Si bien nuestra visión de la Historia es muy europeísta, lo cierto es que hasta el siglo XV, Europa era una zona de escaso éxito, tanto a nivel económico, como humano. Por el contrario, Oriente puede ser considerado como más rico, más sofisticado, más desarrollado en muchos aspectos. Sin embargo, a partir de dicho siglo hay un hecho que determina el gran salto que está a punto de producirse: la revolución científica. Por alguna razón, el desarrollo científico arraiga de mejor manera en Europa que en otras partes del mundo y esto ofrece temporalmente una ventaja que los nacientes estados europeos van a saber tomar. Europa había desarrollado un carácter más racionalista y una vocación centrada en el hombre a partir del Renacimiento, con unas estructuras políticas más estables y flexibles para aprovechar el cambio.








Las sociedades que basan su conocimiento en la Ciencia tienen como punto de partida el hecho de que desconocemos gran parte de lo que nos rodea y, por tanto, tenemos que indagar y cuestionarnos todo para ir completando nuestro conocimiento. Pero si nuestro conocimiento deriva de una verdad revelada, poco más puede hacer el hombre. No existe laguna en nuestro conocimiento que merezca el esfuerzo de ser investigada.
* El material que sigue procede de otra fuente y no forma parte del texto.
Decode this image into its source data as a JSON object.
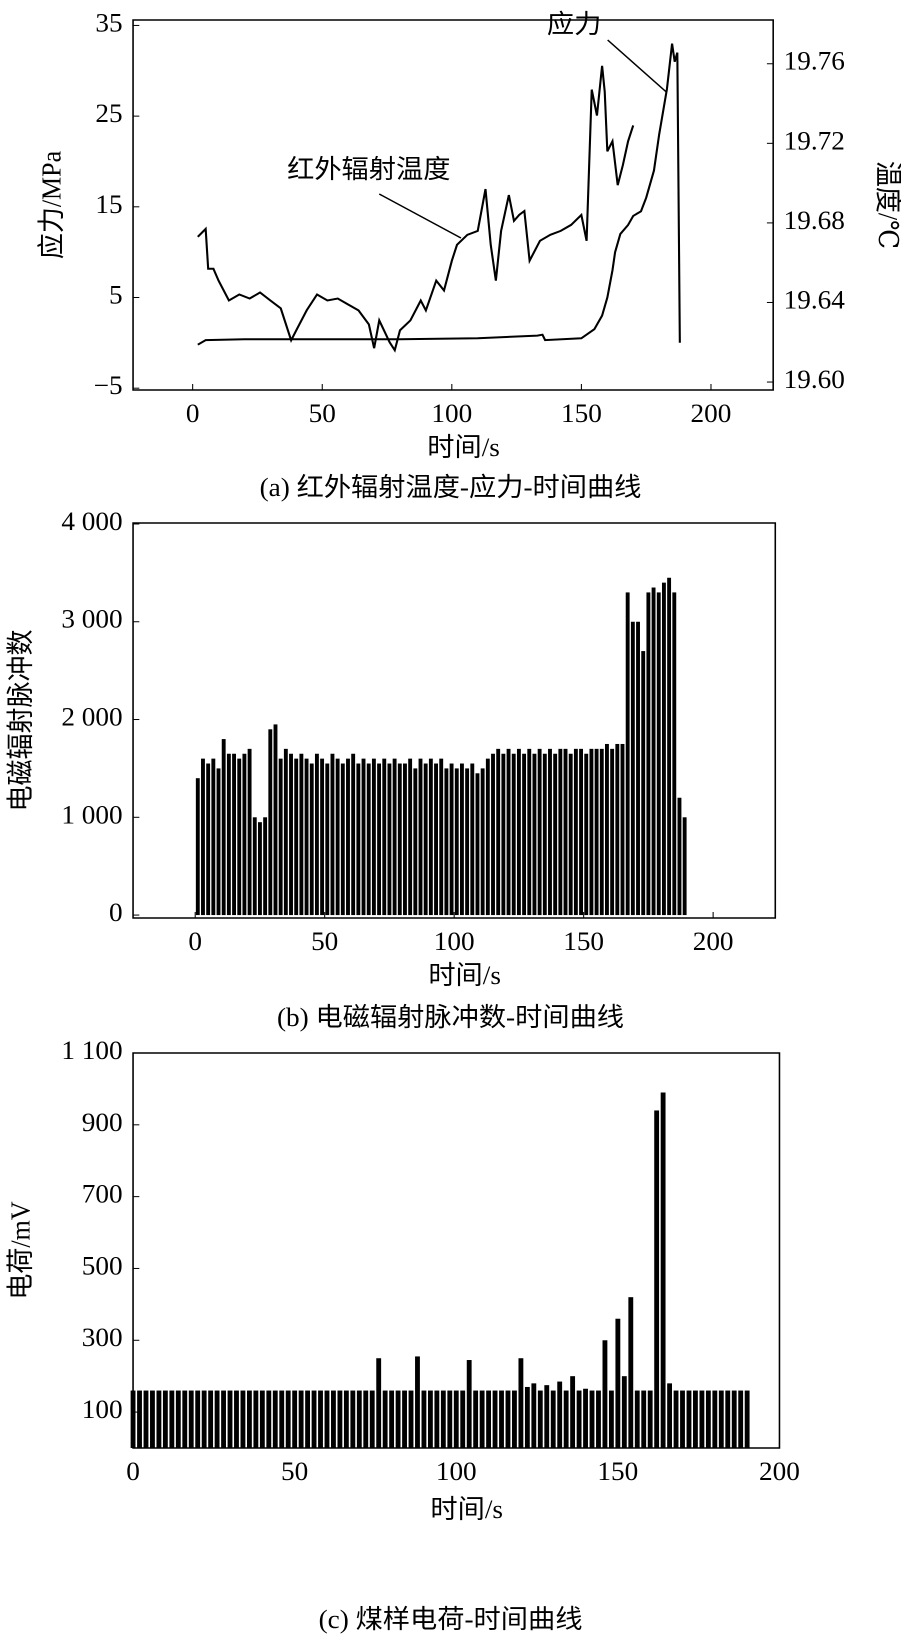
{
  "chart_data": [
    {
      "type": "line",
      "title": "(a) 红外辐射温度-应力-时间曲线",
      "xlabel": "时间/s",
      "ylabel": "应力/MPa",
      "y2label": "温度/℃",
      "xlim": [
        -23,
        224
      ],
      "xticks": [
        0,
        50,
        100,
        150,
        200
      ],
      "ylim": [
        -5.2,
        35.6
      ],
      "yticks": [
        {
          "value": -5,
          "label": "−5"
        },
        5,
        15,
        25,
        35
      ],
      "y2lim": [
        19.596,
        19.782
      ],
      "y2ticks": [
        {
          "value": 19.6,
          "label": "19.60"
        },
        {
          "value": 19.64,
          "label": "19.64"
        },
        {
          "value": 19.68,
          "label": "19.68"
        },
        {
          "value": 19.72,
          "label": "19.72"
        },
        {
          "value": 19.76,
          "label": "19.76"
        }
      ],
      "series": [
        {
          "name": "应力",
          "color": "#000000",
          "x": [
            2,
            5,
            20,
            50,
            80,
            110,
            133,
            135,
            136,
            150,
            155,
            158,
            160,
            162,
            163,
            165,
            168,
            170,
            173,
            175,
            178,
            180,
            183,
            185,
            186,
            187,
            188
          ],
          "values": [
            -0.2,
            0.3,
            0.4,
            0.4,
            0.4,
            0.5,
            0.8,
            0.9,
            0.3,
            0.5,
            1.5,
            3,
            5,
            8,
            10,
            12,
            13,
            14,
            14.5,
            16,
            19,
            23,
            28,
            33,
            31,
            32,
            0
          ]
        },
        {
          "name": "红外辐射温度",
          "color": "#000000",
          "axis": "y2",
          "x": [
            2,
            5,
            6,
            8,
            10,
            14,
            18,
            22,
            26,
            30,
            34,
            38,
            40,
            44,
            48,
            52,
            56,
            60,
            64,
            68,
            70,
            72,
            76,
            78,
            80,
            84,
            88,
            90,
            94,
            97,
            100,
            102,
            106,
            110,
            113,
            115,
            117,
            119,
            122,
            124,
            126,
            128,
            130,
            134,
            138,
            142,
            146,
            150,
            152,
            154,
            156,
            158,
            159,
            160,
            162,
            164,
            166,
            168,
            170
          ],
          "values": [
            19.673,
            19.677,
            19.657,
            19.657,
            19.651,
            19.641,
            19.644,
            19.642,
            19.645,
            19.641,
            19.637,
            19.621,
            19.626,
            19.636,
            19.644,
            19.641,
            19.642,
            19.639,
            19.636,
            19.629,
            19.617,
            19.631,
            19.62,
            19.616,
            19.626,
            19.631,
            19.641,
            19.636,
            19.651,
            19.646,
            19.661,
            19.669,
            19.674,
            19.676,
            19.697,
            19.669,
            19.651,
            19.676,
            19.694,
            19.681,
            19.684,
            19.686,
            19.661,
            19.671,
            19.674,
            19.676,
            19.679,
            19.684,
            19.671,
            19.747,
            19.734,
            19.759,
            19.746,
            19.716,
            19.721,
            19.699,
            19.709,
            19.721,
            19.729
          ]
        }
      ]
    },
    {
      "type": "bar",
      "title": "(b) 电磁辐射脉冲数-时间曲线",
      "xlabel": "时间/s",
      "ylabel": "电磁辐射脉冲数",
      "color": "#000000",
      "xlim": [
        -24,
        224
      ],
      "xticks": [
        0,
        50,
        100,
        150,
        200
      ],
      "ylim": [
        -30,
        4010
      ],
      "yticks": [
        0,
        {
          "value": 1000,
          "label": "1 000"
        },
        {
          "value": 2000,
          "label": "2 000"
        },
        {
          "value": 3000,
          "label": "3 000"
        },
        {
          "value": 4000,
          "label": "4 000"
        }
      ],
      "x": [
        1,
        3,
        5,
        7,
        9,
        11,
        13,
        15,
        17,
        19,
        21,
        23,
        25,
        27,
        29,
        31,
        33,
        35,
        37,
        39,
        41,
        43,
        45,
        47,
        49,
        51,
        53,
        55,
        57,
        59,
        61,
        63,
        65,
        67,
        69,
        71,
        73,
        75,
        77,
        79,
        81,
        83,
        85,
        87,
        89,
        91,
        93,
        95,
        97,
        99,
        101,
        103,
        105,
        107,
        109,
        111,
        113,
        115,
        117,
        119,
        121,
        123,
        125,
        127,
        129,
        131,
        133,
        135,
        137,
        139,
        141,
        143,
        145,
        147,
        149,
        151,
        153,
        155,
        157,
        159,
        161,
        163,
        165,
        167,
        169,
        171,
        173,
        175,
        177,
        179,
        181,
        183,
        185,
        187,
        189
      ],
      "values": [
        1400,
        1600,
        1550,
        1600,
        1500,
        1800,
        1650,
        1650,
        1600,
        1650,
        1700,
        1000,
        950,
        1000,
        1900,
        1950,
        1600,
        1700,
        1650,
        1600,
        1650,
        1600,
        1550,
        1650,
        1600,
        1550,
        1650,
        1600,
        1550,
        1600,
        1650,
        1550,
        1600,
        1550,
        1600,
        1550,
        1600,
        1550,
        1600,
        1550,
        1550,
        1600,
        1500,
        1600,
        1550,
        1600,
        1550,
        1600,
        1500,
        1550,
        1500,
        1550,
        1500,
        1550,
        1450,
        1500,
        1600,
        1650,
        1700,
        1650,
        1700,
        1650,
        1700,
        1650,
        1700,
        1650,
        1700,
        1650,
        1700,
        1650,
        1700,
        1700,
        1650,
        1700,
        1700,
        1650,
        1700,
        1700,
        1700,
        1750,
        1700,
        1750,
        1750,
        3300,
        3000,
        3000,
        2700,
        3300,
        3350,
        3300,
        3400,
        3450,
        3300,
        1200,
        1000
      ]
    },
    {
      "type": "bar",
      "title": "(c) 煤样电荷-时间曲线",
      "xlabel": "时间/s",
      "ylabel": "电荷/mV",
      "color": "#000000",
      "xlim": [
        0,
        200
      ],
      "xticks": [
        0,
        50,
        100,
        150,
        200
      ],
      "ylim": [
        0,
        1100
      ],
      "yticks": [
        100,
        300,
        500,
        700,
        900,
        {
          "value": 1100,
          "label": "1 100"
        }
      ],
      "x": [
        0,
        2,
        4,
        6,
        8,
        10,
        12,
        14,
        16,
        18,
        20,
        22,
        24,
        26,
        28,
        30,
        32,
        34,
        36,
        38,
        40,
        42,
        44,
        46,
        48,
        50,
        52,
        54,
        56,
        58,
        60,
        62,
        64,
        66,
        68,
        70,
        72,
        74,
        76,
        78,
        80,
        82,
        84,
        86,
        88,
        90,
        92,
        94,
        96,
        98,
        100,
        102,
        104,
        106,
        108,
        110,
        112,
        114,
        116,
        118,
        120,
        122,
        124,
        126,
        128,
        130,
        132,
        134,
        136,
        138,
        140,
        142,
        144,
        146,
        148,
        150,
        152,
        154,
        156,
        158,
        160,
        162,
        164,
        166,
        168,
        170,
        172,
        174,
        176,
        178,
        180,
        182,
        184,
        186,
        188,
        190
      ],
      "values": [
        160,
        160,
        160,
        160,
        160,
        160,
        160,
        160,
        160,
        160,
        160,
        160,
        160,
        160,
        160,
        160,
        160,
        160,
        160,
        160,
        160,
        160,
        160,
        160,
        160,
        160,
        160,
        160,
        160,
        160,
        160,
        160,
        160,
        160,
        160,
        160,
        160,
        160,
        250,
        160,
        160,
        160,
        160,
        160,
        255,
        160,
        160,
        160,
        160,
        160,
        160,
        160,
        245,
        160,
        160,
        160,
        160,
        160,
        160,
        160,
        250,
        170,
        180,
        160,
        175,
        160,
        185,
        160,
        200,
        160,
        165,
        160,
        160,
        300,
        160,
        360,
        200,
        420,
        160,
        160,
        160,
        940,
        990,
        180,
        160,
        160,
        160,
        160,
        160,
        160,
        160,
        160,
        160,
        160,
        160,
        160
      ]
    }
  ]
}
La Ciencia permite ir sustituyendo los mitos y creencias, las supersticiones por certezas. No solo es que los europeos puedan crear máquinas para la guerra superiores o mejorar los telares. Es que su ansia de conocimiento de todo tipo lleva a los europeos a recorrer el mundo, a querer medirlo, catalogarlo, lo que favorece que luego pueda ser explotado. Los conocimientos cada vez mayores logran ese efecto multiplicador que dispara la innovación y, aún más importante, la confianza de estos occidentales no solo en Sapiens, sino en su propia raza. Somos mejores, más inteligentes, más ricos y esto tiene una causa que fundamos en una superioridad que se impone como una ley natural. Por consiguiente, estamos destinados a dominar a quienes no lo son tanto. Si la especie Sapiens nos hace a todos igual, el hombre occidental se cree parte de una subespecie superior, merecedora de administrar al resto.
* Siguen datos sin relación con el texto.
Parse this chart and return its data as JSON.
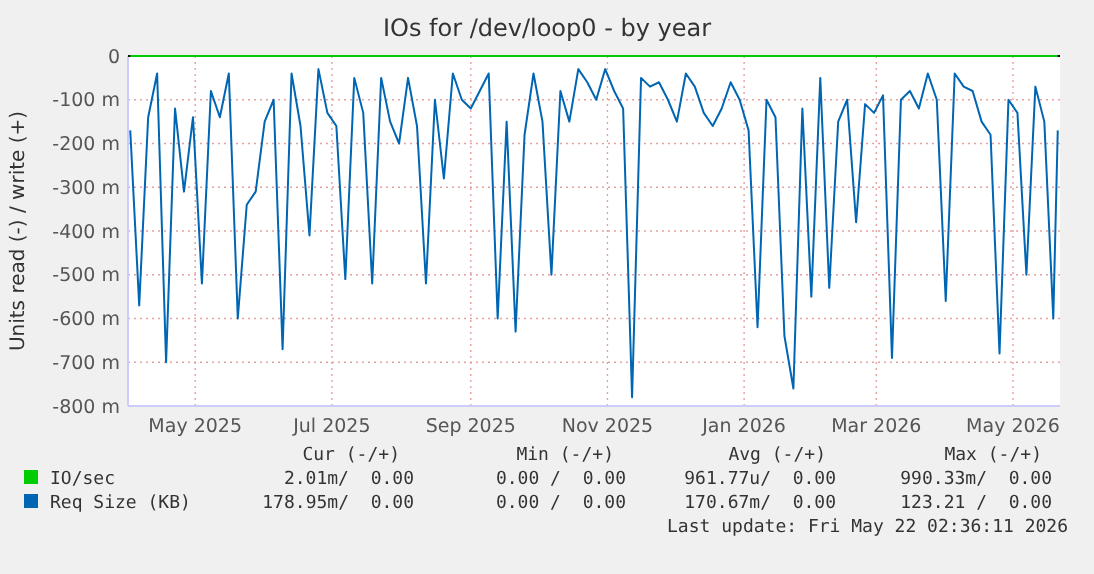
{
  "chart_data": {
    "type": "line",
    "title": "IOs for /dev/loop0 - by year",
    "ylabel": "Units read (-) / write (+)",
    "xlim": [
      "2025-04-01",
      "2026-05-22"
    ],
    "xticks": [
      {
        "value": "2025-05-01",
        "label": "May 2025"
      },
      {
        "value": "2025-07-01",
        "label": "Jul 2025"
      },
      {
        "value": "2025-09-01",
        "label": "Sep 2025"
      },
      {
        "value": "2025-11-01",
        "label": "Nov 2025"
      },
      {
        "value": "2026-01-01",
        "label": "Jan 2026"
      },
      {
        "value": "2026-03-01",
        "label": "Mar 2026"
      },
      {
        "value": "2026-05-01",
        "label": "May 2026"
      }
    ],
    "ylim": [
      -800,
      0
    ],
    "yticks": [
      {
        "value": -800,
        "label": "-800 m"
      },
      {
        "value": -700,
        "label": "-700 m"
      },
      {
        "value": -600,
        "label": "-600 m"
      },
      {
        "value": -500,
        "label": "-500 m"
      },
      {
        "value": -400,
        "label": "-400 m"
      },
      {
        "value": -300,
        "label": "-300 m"
      },
      {
        "value": -200,
        "label": "-200 m"
      },
      {
        "value": -100,
        "label": "-100 m"
      },
      0
    ],
    "grid": true,
    "legend": "bottom",
    "x": [
      "2025-04-02",
      "2025-04-06",
      "2025-04-10",
      "2025-04-14",
      "2025-04-18",
      "2025-04-22",
      "2025-04-26",
      "2025-04-30",
      "2025-05-04",
      "2025-05-08",
      "2025-05-12",
      "2025-05-16",
      "2025-05-20",
      "2025-05-24",
      "2025-05-28",
      "2025-06-01",
      "2025-06-05",
      "2025-06-09",
      "2025-06-13",
      "2025-06-17",
      "2025-06-21",
      "2025-06-25",
      "2025-06-29",
      "2025-07-03",
      "2025-07-07",
      "2025-07-11",
      "2025-07-15",
      "2025-07-19",
      "2025-07-23",
      "2025-07-27",
      "2025-07-31",
      "2025-08-04",
      "2025-08-08",
      "2025-08-12",
      "2025-08-16",
      "2025-08-20",
      "2025-08-24",
      "2025-08-28",
      "2025-09-01",
      "2025-09-05",
      "2025-09-09",
      "2025-09-13",
      "2025-09-17",
      "2025-09-21",
      "2025-09-25",
      "2025-09-29",
      "2025-10-03",
      "2025-10-07",
      "2025-10-11",
      "2025-10-15",
      "2025-10-19",
      "2025-10-23",
      "2025-10-27",
      "2025-10-31",
      "2025-11-04",
      "2025-11-08",
      "2025-11-12",
      "2025-11-16",
      "2025-11-20",
      "2025-11-24",
      "2025-11-28",
      "2025-12-02",
      "2025-12-06",
      "2025-12-10",
      "2025-12-14",
      "2025-12-18",
      "2025-12-22",
      "2025-12-26",
      "2025-12-30",
      "2026-01-03",
      "2026-01-07",
      "2026-01-11",
      "2026-01-15",
      "2026-01-19",
      "2026-01-23",
      "2026-01-27",
      "2026-01-31",
      "2026-02-04",
      "2026-02-08",
      "2026-02-12",
      "2026-02-16",
      "2026-02-20",
      "2026-02-24",
      "2026-02-28",
      "2026-03-04",
      "2026-03-08",
      "2026-03-12",
      "2026-03-16",
      "2026-03-20",
      "2026-03-24",
      "2026-03-28",
      "2026-04-01",
      "2026-04-05",
      "2026-04-09",
      "2026-04-13",
      "2026-04-17",
      "2026-04-21",
      "2026-04-25",
      "2026-04-29",
      "2026-05-03",
      "2026-05-07",
      "2026-05-11",
      "2026-05-15",
      "2026-05-19",
      "2026-05-21"
    ],
    "series": [
      {
        "name": "IO/sec",
        "color": "#00cc00",
        "x": [
          "2025-04-02",
          "2026-05-21"
        ],
        "values": [
          0,
          0
        ]
      },
      {
        "name": "Req Size (KB)",
        "color": "#0066b3",
        "values": [
          -170,
          -570,
          -140,
          -40,
          -700,
          -120,
          -310,
          -140,
          -520,
          -80,
          -140,
          -40,
          -600,
          -340,
          -310,
          -150,
          -100,
          -670,
          -40,
          -160,
          -410,
          -30,
          -130,
          -160,
          -510,
          -50,
          -130,
          -520,
          -50,
          -150,
          -200,
          -50,
          -160,
          -520,
          -100,
          -280,
          -40,
          -100,
          -120,
          -80,
          -40,
          -600,
          -150,
          -630,
          -180,
          -40,
          -150,
          -500,
          -80,
          -150,
          -30,
          -60,
          -100,
          -30,
          -80,
          -120,
          -780,
          -50,
          -70,
          -60,
          -100,
          -150,
          -40,
          -70,
          -130,
          -160,
          -120,
          -60,
          -100,
          -170,
          -620,
          -100,
          -140,
          -640,
          -760,
          -120,
          -550,
          -50,
          -530,
          -150,
          -100,
          -380,
          -110,
          -130,
          -90,
          -690,
          -100,
          -80,
          -120,
          -40,
          -100,
          -560,
          -40,
          -70,
          -80,
          -150,
          -180,
          -680,
          -100,
          -130,
          -500,
          -70,
          -150,
          -600,
          -170
        ]
      }
    ],
    "annotations": [
      "Cur (-/+)",
      "Min (-/+)",
      "Avg (-/+)",
      "Max (-/+)",
      "2.01m/  0.00",
      "0.00 /  0.00",
      "961.77u/  0.00",
      "990.33m/  0.00",
      "178.95m/  0.00",
      "0.00 /  0.00",
      "170.67m/  0.00",
      "123.21 /  0.00",
      "Last update: Fri May 22 02:36:11 2026"
    ]
  }
}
Enfilando ya los últimos capítulos de la obra, Harari ve llegado el punto en el que la revolución científica nos ha permitido abrir ligeramente una puerta que supondrá una nueva revolución cuyo carácter y consecuencias no somos capaces aún de intuir. Los avances en genética, biomedicina o robótica permitirán elegir rasgos genéticos en nuestros descendientes, superar la muerte por enfermedades o el mero envejecimiento y también llevar a nuestro cuerpo más allá de sus capacidades naturales a través de implantes iónicos. ¿Estaremos ya ante Sapiens o ante otra especie que comenzará lentamente a evolucionar?¿Estaremos sembrando las semillas de nuestra propia extinción a manos de otros homínidos, tal y como nosotros hicimos con nuestros hermanos?


De ser unos animales similares al resto, a convertirnos en arquitectos de la vida, este es el fascinante viaje por el que nos ha llevado Harari. Con sus tesis cuestionables en algunos casos, sus contradicciones internas o sus fobias y creencias demasiado evidentes en ocasiones, pero con una lucidez y una capacidad para incomodarnos en nuestros prejuicios que ya hacen de por sí imprescindible su lectura. Tal vez al concluir la última página el lector habrá avanzado en el largo camino que nos lleva a merecer el nombre pretencioso que nos dimos.